FIRST: At the Effective Time, as defined below, each twenty-five (25) shares of the Corporation’s common stock, par value $0.0001 per share, issued and outstanding immediately prior to the Effective Time (the “Old Common Stock”) shall automatically without further action on the part of the Corporation or any holder of Old Common Stock, be reclassified, combined, converted and changed into one (1) fully paid and nonassessable share of common stock, par value $0.0001 per share (the “New Common Stock”), subject to the treatment of fractional share interests as described below (the “reverse stock split”). The conversion of the Old Common Stock into New Common Stock will be deemed to occur at the Effective Time. From and after the Effective Time, certificates representing the Old Common Stock shall represent the number of shares of New Common Stock into which such Old Common Stock shall have been converted pursuant to this Certificate of Amendment.
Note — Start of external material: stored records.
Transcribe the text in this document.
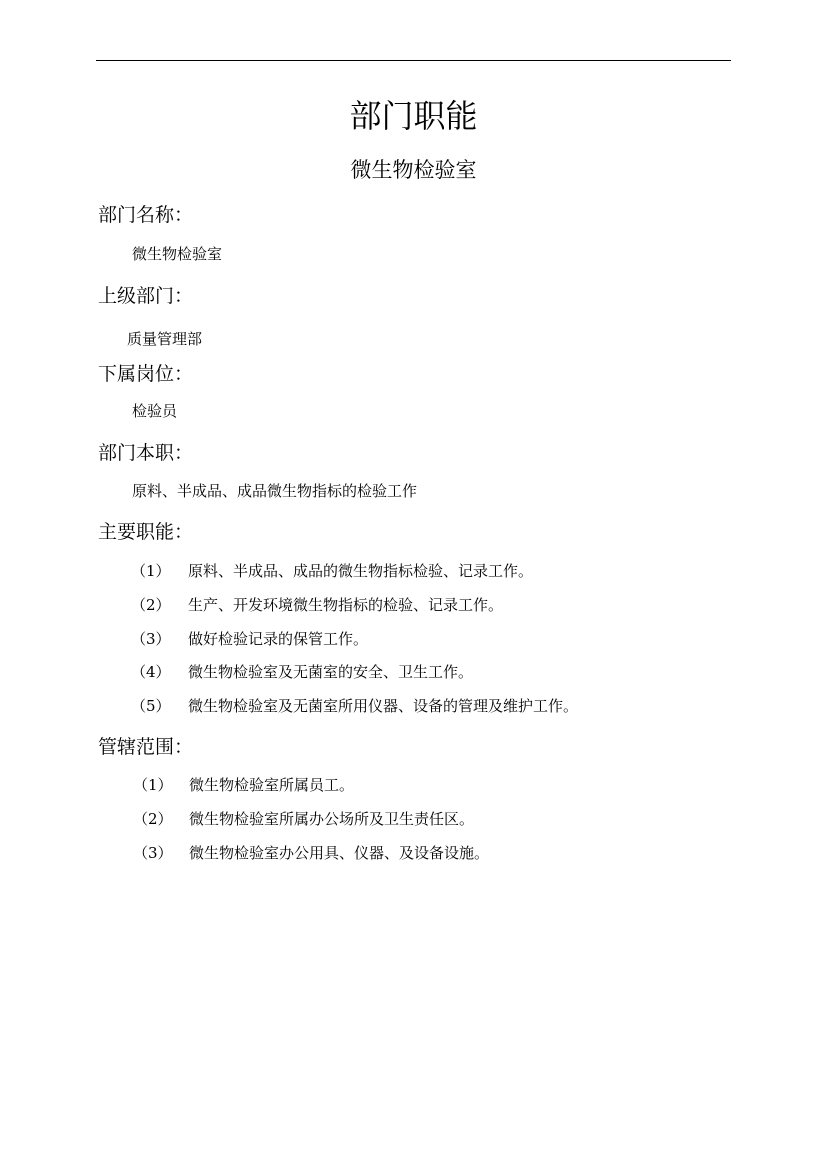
部门职能
微生物检验室
部门名称：
微生物检验室
上级部门：
质量管理部
下属岗位：
检验员
部门本职：
原料、半成品、成品微生物指标的检验工作
主要职能：
（1） 原料、半成品、成品的微生物指标检验、记录工作。
（2） 生产、开发环境微生物指标的检验、记录工作。
（3） 做好检验记录的保管工作。
（4） 微生物检验室及无菌室的安全、卫生工作。
（5） 微生物检验室及无菌室所用仪器、设备的管理及维护工作。
管辖范围：
（1） 微生物检验室所属员工。
（2） 微生物检验室所属办公场所及卫生责任区。
（3） 微生物检验室办公用具、仪器、及设备设施。
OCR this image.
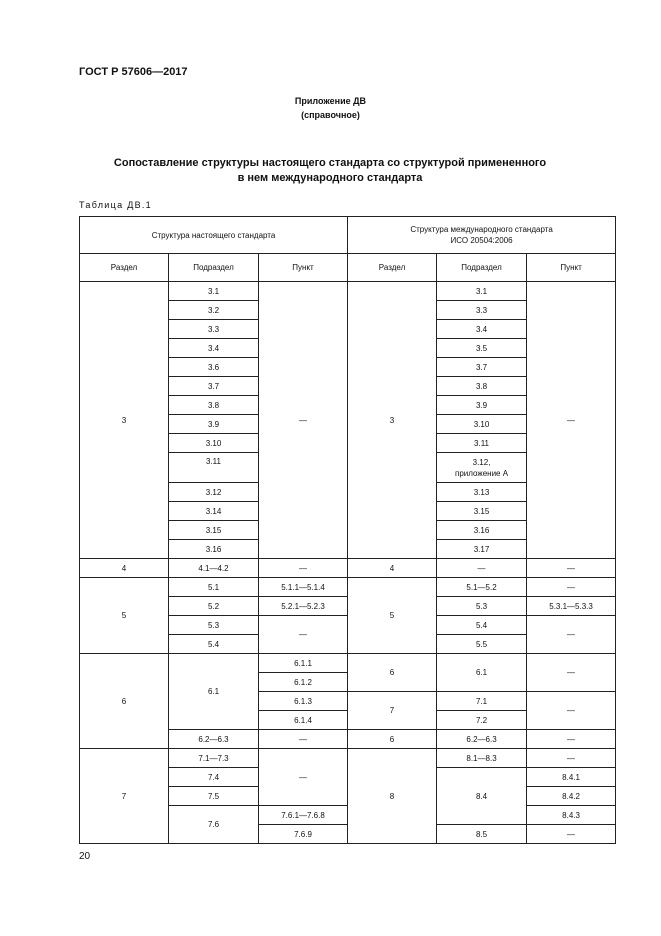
ГОСТ Р 57606—2017
Приложение ДВ
(справочное)
Сопоставление структуры настоящего стандарта со структурой примененного
в нем международного стандарта
Таблица ДВ.1
Структура настоящего стандарта			Структура международного стандарта
ИСО 20504:2006		

Раздел	Подраздел	Пункт	Раздел	Подраздел	Пункт
3	3.1	—	3	3.1	—
	3.2			3.3	
	3.3			3.4	
	3.4			3.5	
	3.6			3.7	
	3.7			3.8	
	3.8			3.9	
	3.9			3.10	
	3.10			3.11	
	3.11			3.12,
приложение А	

	3.12			3.13	
	3.14			3.15	
	3.15			3.16	
	3.16			3.17	
4	4.1—4.2	—	4	—	—
5	5.1	5.1.1—5.1.4	5	5.1—5.2	—
	5.2	5.2.1—5.2.3		5.3	5.3.1—5.3.3
	5.3	—		5.4	—
	5.4			5.5	
6	6.1	6.1.1	6	6.1	—
		6.1.2			
		6.1.3	7	7.1	—
		6.1.4		7.2	
	6.2—6.3	—	6	6.2—6.3	—
7	7.1—7.3	—	8	8.1—8.3	—
	7.4			8.4	8.4.1
	7.5				8.4.2
	7.6	7.6.1—7.6.8			8.4.3
		7.6.9		8.5	—
20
Holders who otherwise would be entitled to receive fractional share interests of New Common Stock upon the effectiveness of the reverse stock split shall be entitled to receive a whole share of New Common Stock in lieu of any fractional share created as a result of such reverse stock split.

SECOND: The foregoing amendment shall be effective at 5:00 P.M. EDT, on June 7, 2024 (the “Effective Time”).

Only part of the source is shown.